As a consumer who constantly hears about the importance of eating healthy, you may leave your market each week more confused than ever about which are healthy foods and which are not. Between advertising, medical shows and internet searches, the quest to feel comfortable with your food choices might prove overwhelming. As so often happens in cases where you are overwhelmed, it is tempting to throw up your hands and say, “I give up! I’ll just eat whatever!”
A better choice for your health and for your pocketbook, would be to follow these 4 guidelines when choosing your food:
1 Make a shopping list based upon your plans for your next week’s menu before you go to the store. You will be less apt to impulse buy when you know what you need.
2. Ignore claims on the front of all packaged foods. Most claims are based upon loosely crafted FDA or USDA guidelines and have little or no meaning. One exception is the green and white USDA label: that is an actual certification that a product is all organic. However, if it’s in a package, being organic isn’t the whole story.
3. Carefully read not only the nutritional content listed on the back of a package, but also read the ingredients. If there are many, and they are not the names of food, know you are buying a highly processed food.
4. Buy mostly foods that do not come in a package. Include lots of fresh vegetables and fruits, beans, nuts and grains. These are the most nutritionally dense foods and will keep you feeling full, unlike foods with simple sugars in them.
Eating healthy is a responsibility to yourself as well as to the community at large, One of the most serious medical concerns today is the increasing number of Type II diabetes cases. On average, it takes $14,000 a year to simply support the medical needs of a person with Type II diabetes.

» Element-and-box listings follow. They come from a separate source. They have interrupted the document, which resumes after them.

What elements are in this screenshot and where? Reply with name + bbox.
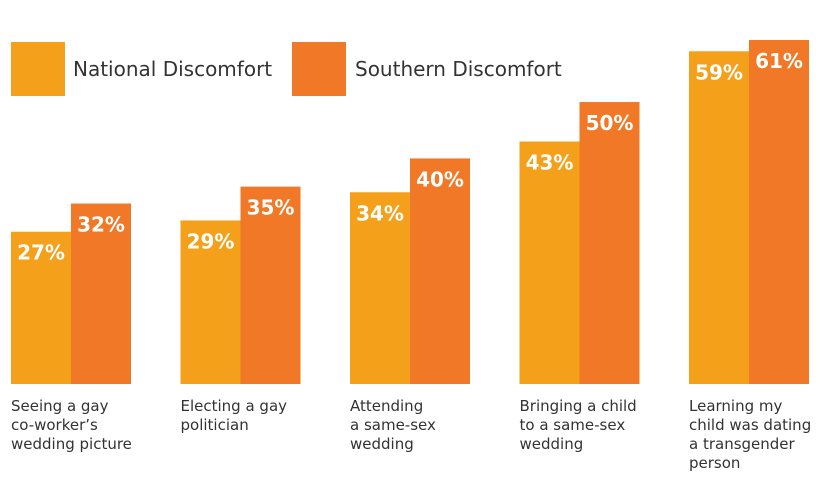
data-label-national-1: 27% <box>17 241 65 265</box>
category-label-5: Learning my child was dating a transgender… <box>689 397 820 473</box>
category-label-line: wedding <box>350 435 414 453</box>
category-label-line: wedding picture <box>11 435 132 453</box>
bar-national-3 <box>350 192 410 384</box>
legend-swatch-southern <box>292 42 346 96</box>
category-label-line: Bringing a child <box>519 397 637 415</box>
category-label-line: Electing a gay <box>180 397 288 415</box>
category-label-line: Attending <box>350 397 424 415</box>
category-label-4: Bringing a child to a same-sex wedding <box>520 397 685 454</box>
bar-national-1 <box>11 231 71 384</box>
bar-southern-4 <box>579 102 640 385</box>
data-label-national-3: 34% <box>356 201 404 225</box>
legend-label-national: National Discomfort <box>73 57 273 81</box>
category-label-line: person <box>689 454 741 472</box>
category-label-3: Attending a same-sex wedding <box>350 397 515 454</box>
category-label-1: Seeing a gay co-worker’s wedding picture <box>11 397 176 454</box>
category-label-line: Seeing a gay <box>11 397 109 415</box>
category-label-line: politician <box>180 416 249 434</box>
bar-national-4 <box>519 141 580 384</box>
bar-southern-1 <box>71 203 131 384</box>
bar-southern-5 <box>749 40 809 384</box>
legend-swatch-national <box>11 42 65 96</box>
bar-national-5 <box>689 51 749 385</box>
legend-label-southern: Southern Discomfort <box>355 57 562 81</box>
data-label-national-2: 29% <box>187 229 235 253</box>
data-label-southern-3: 40% <box>416 167 464 191</box>
data-label-southern-5: 61% <box>755 49 803 73</box>
category-label-line: to a same-sex <box>519 416 626 434</box>
category-label-line: Learning my <box>689 397 783 415</box>
bar-southern-2 <box>240 186 301 384</box>
bar-national-2 <box>180 220 241 384</box>
category-label-line: child was dating <box>689 416 812 434</box>
category-label-2: Electing a gay politician <box>181 397 346 435</box>
data-label-national-5: 59% <box>695 60 743 84</box>
category-label-line: wedding <box>519 435 584 453</box>
category-label-line: a transgender <box>689 435 795 453</box>
category-label-line: co-worker’s <box>11 416 98 434</box>
bar-southern-3 <box>410 158 470 384</box>
data-label-southern-4: 50% <box>586 111 634 135</box>
data-label-southern-1: 32% <box>77 213 125 237</box>
data-label-national-4: 43% <box>526 151 574 175</box>
category-label-line: a same-sex <box>350 416 436 434</box>
data-label-southern-2: 35% <box>247 196 295 220</box>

This is an illness that is often related to a lifestyle with poor nutrition and lack of exercise. Changing the food you eat can dramatically decrease your chances of developing Type Ii diabetes, and changing your food can even reverse an established diagnosis of Type II. If you are pre-diabetic, you can improve your standing there as well. I have seen it happen with many motivated individuals who do not want to risk the secondary effects of Type II diabetes.
And for the presently healthy person, there is nothing that will insure your continued good health more than a steady diet of nutritious, simply prepared foods.